The data storage needs within the medical community have skyrocketed in recent years. The federal government has established guidelines mandating that medical facilities transfer all of their records to a digital format. With easier access to patient information, physicians will be able to provide better treatment at a moment's notice. However, this will also mean that hospitals, private practices and other medical institutions will need to invest in new data storage solutions.

As noted by BizTechMagazine, many hospitals have struggled to account for this increasing amount of data. Administrators must now store digital copies of medical images such as X-ray and MRI scans, handwritten doctor's notes and diagnostic test results. Managing the storage of these files is no easy task and hospitals have investigated several means to handle these demands.

Accounting for data storage compliance issues
Cloud computing has emerged as a potential option for some organizations as it can facilitate high-volume storage capacities at a relatively low cost. However, PerspecSys vice president Gerry Grealish recently explained in a SYS-CON Media article that cloud providers often cannot guarantee that the information stored on their servers will be adequately secured. Industry and government regulations such as those outlined in the Health Insurance Portability and Accountability Act have strict standards for how sensitive medical data is stored, which cloud providers may not be able to accommodate. According to a recent white paper written by Seton Hall law professors Frank Pasquale and Tara Adams Ragone, many vendors either don't have the resources to fulfill heatlhcare compliance regulations or simply refuse to enact the proper protocols.
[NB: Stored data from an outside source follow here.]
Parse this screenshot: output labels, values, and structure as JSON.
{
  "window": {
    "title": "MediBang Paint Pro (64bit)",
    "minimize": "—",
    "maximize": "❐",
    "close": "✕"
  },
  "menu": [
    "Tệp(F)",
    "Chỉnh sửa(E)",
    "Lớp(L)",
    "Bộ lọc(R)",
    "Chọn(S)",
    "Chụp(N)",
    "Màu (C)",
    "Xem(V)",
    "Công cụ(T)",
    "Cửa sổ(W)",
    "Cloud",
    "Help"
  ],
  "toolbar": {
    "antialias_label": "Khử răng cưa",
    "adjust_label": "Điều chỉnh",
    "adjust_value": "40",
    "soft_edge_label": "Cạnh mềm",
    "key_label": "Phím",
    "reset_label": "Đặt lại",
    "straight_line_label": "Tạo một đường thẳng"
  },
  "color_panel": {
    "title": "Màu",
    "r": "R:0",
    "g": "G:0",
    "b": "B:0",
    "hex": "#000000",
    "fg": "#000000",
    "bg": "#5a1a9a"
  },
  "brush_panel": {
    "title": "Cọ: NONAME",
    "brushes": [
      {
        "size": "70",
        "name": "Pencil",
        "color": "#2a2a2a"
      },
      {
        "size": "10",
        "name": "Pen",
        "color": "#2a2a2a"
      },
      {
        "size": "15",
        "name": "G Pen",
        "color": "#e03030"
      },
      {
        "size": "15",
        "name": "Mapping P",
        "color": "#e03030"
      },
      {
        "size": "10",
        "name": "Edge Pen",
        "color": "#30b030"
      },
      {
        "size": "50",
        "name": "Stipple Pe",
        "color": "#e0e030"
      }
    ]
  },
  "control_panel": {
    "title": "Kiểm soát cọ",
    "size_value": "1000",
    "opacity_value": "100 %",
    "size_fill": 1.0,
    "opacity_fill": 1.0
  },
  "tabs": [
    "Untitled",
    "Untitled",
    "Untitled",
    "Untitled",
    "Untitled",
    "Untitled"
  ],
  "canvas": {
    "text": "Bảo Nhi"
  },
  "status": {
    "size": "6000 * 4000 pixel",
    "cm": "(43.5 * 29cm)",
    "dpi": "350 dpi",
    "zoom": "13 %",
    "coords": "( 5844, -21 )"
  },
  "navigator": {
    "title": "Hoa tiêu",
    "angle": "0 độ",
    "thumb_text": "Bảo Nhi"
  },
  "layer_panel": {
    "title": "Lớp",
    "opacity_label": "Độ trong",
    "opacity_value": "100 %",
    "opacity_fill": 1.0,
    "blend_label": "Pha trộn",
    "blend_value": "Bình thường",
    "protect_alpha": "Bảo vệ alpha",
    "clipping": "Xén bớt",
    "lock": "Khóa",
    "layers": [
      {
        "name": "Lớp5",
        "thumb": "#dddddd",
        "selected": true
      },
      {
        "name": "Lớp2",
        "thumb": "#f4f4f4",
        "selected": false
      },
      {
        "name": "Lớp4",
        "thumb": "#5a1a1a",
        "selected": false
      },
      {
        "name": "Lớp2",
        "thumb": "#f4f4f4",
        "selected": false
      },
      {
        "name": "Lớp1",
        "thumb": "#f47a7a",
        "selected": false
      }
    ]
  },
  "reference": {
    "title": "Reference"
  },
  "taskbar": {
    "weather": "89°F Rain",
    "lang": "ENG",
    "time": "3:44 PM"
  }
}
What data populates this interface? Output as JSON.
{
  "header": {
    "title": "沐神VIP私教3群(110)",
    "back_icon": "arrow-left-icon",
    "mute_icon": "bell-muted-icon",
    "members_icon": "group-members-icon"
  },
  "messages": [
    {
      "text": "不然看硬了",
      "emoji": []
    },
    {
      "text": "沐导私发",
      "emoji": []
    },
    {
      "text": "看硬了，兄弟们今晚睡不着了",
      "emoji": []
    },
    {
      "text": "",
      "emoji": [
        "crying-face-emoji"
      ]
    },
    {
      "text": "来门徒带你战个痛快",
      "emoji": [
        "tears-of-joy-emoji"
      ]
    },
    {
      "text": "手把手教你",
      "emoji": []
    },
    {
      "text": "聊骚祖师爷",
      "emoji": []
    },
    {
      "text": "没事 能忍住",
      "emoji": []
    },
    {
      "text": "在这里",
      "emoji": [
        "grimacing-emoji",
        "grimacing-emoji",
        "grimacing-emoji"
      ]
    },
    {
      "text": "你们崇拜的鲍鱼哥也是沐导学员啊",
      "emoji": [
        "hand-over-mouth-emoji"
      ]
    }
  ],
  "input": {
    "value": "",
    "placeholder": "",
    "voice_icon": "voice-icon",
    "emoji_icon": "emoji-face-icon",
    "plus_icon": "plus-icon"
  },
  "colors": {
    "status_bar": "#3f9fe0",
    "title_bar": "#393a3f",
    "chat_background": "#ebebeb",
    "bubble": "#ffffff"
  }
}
"Although the Omnibus HIPAA Rule gives teeth to HIPAA by extending liability down the chain, many cloud service providers seem unwilling or unable to accept the implications of HHS's enforcement authority," the report stated.

To ensure that their sensitive patient records are probably secure, medical officials will likely have to deploy on-site data storage solutions. Another factor that administrators will need to consider is the ease with which personnel are able to launch important applications and access critical documents when needed. Although traditional hard disk drives can accommodate a large storage capacity, their slow read/write capabilities will result in latency issues which may interfere with hospital operations. For the most time-sensitive files and critical applications, medical facilities will need a data storage solution with much quicker access times. SSD drives can provide an optimal level of data accessibility, as the technology's NAND flash memory is not affected by the same physical limitations as HDDs. When physicians need to view medical documents without delay, SSDs can accommodate lightning-fast launch speeds and get needed information in their hands as quick as possible.